CASSIO.—Il a plu au démon de l'ivresse de céder la place au démon de la colère. Ainsi une faiblesse m'en découvre une autre pour me forcer à me mépriser franchement moi-même.
JAGO.—Allons, vous êtes un moraliste trop sévère. Dans ce moment, dans ce lieu, et dans les circonstances actuelles où se trouve l'île, je voudrais de toute mon âme que cela ne fût pas arrivé; mais puisque ce qui est fait est fait, ne songez qu'à le réparer pour votre propre avantage.

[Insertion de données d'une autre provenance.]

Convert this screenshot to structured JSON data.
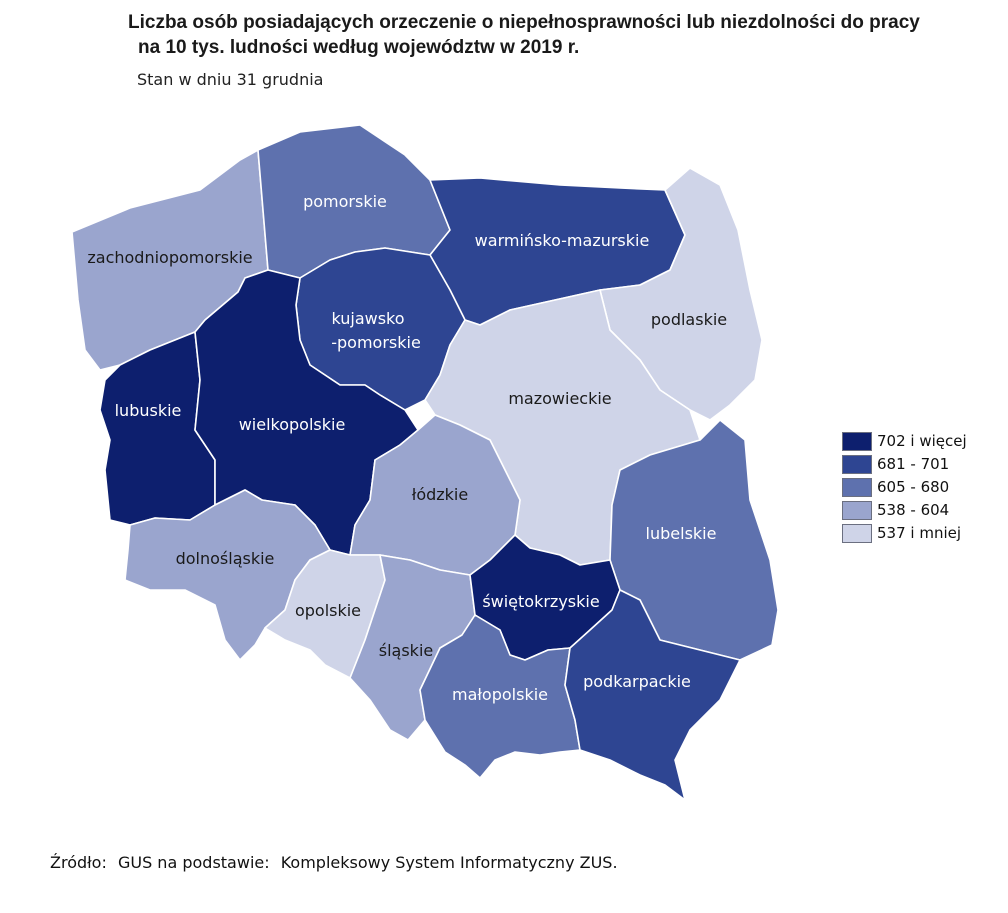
{
  "title_line1": "Liczba osób posiadających orzeczenie o niepełnosprawności lub niezdolności do pracy",
  "title_line2": "na 10 tys. ludności według województw w 2019 r.",
  "subtitle": "Stan w dniu 31 grudnia",
  "legend": [
    {
      "label": "702 i więcej",
      "color": "#0d1f6e"
    },
    {
      "label": "681 - 701",
      "color": "#2e4592"
    },
    {
      "label": "605 - 680",
      "color": "#5e71ae"
    },
    {
      "label": "538 - 604",
      "color": "#9aa5ce"
    },
    {
      "label": "537 i mniej",
      "color": "#cfd4e8"
    }
  ],
  "regions": {
    "zachodniopomorskie": {
      "label": "zachodniopomorskie",
      "class": 3
    },
    "pomorskie": {
      "label": "pomorskie",
      "class": 2
    },
    "warminsko_mazurskie": {
      "label": "warmińsko-mazurskie",
      "class": 1
    },
    "podlaskie": {
      "label": "podlaskie",
      "class": 4
    },
    "kujawsko_pomorskie": {
      "label_line1": "kujawsko",
      "label_line2": "-pomorskie",
      "class": 1
    },
    "lubuskie": {
      "label": "lubuskie",
      "class": 0
    },
    "wielkopolskie": {
      "label": "wielkopolskie",
      "class": 0
    },
    "mazowieckie": {
      "label": "mazowieckie",
      "class": 4
    },
    "lodzkie": {
      "label": "łódzkie",
      "class": 3
    },
    "lubelskie": {
      "label": "lubelskie",
      "class": 2
    },
    "dolnoslaskie": {
      "label": "dolnośląskie",
      "class": 3
    },
    "opolskie": {
      "label": "opolskie",
      "class": 4
    },
    "slaskie": {
      "label": "śląskie",
      "class": 3
    },
    "swietokrzyskie": {
      "label": "świętokrzyskie",
      "class": 0
    },
    "malopolskie": {
      "label": "małopolskie",
      "class": 2
    },
    "podkarpackie": {
      "label": "podkarpackie",
      "class": 1
    }
  },
  "source": {
    "prefix": "Źródło:",
    "middle": "GUS na podstawie:",
    "name": "Kompleksowy System Informatyczny ZUS."
  }
}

CASSIO.—- J'irai lui redemander ma place; il me dira que je suis un ivrogne. Eussé-je autant de bouches que l'hydre, une telle réponse les fermerait toutes. Être maintenant un homme sensé, l'instant d'après un frénétique et tout de suite après une brute!—Oui, chaque verre donné à l'intempérance est maudit, et il y a dedans un démon.
JAGO.—Allons, allons: le bon vin est une bonne et douce créature si on en use bien. N'en dites pas tant de mal: et, cher lieutenant, j'espère que vous croyez que je vous aime.
CASSIO.—Je l'ai bien éprouvé, monsieur.—Moi ivre!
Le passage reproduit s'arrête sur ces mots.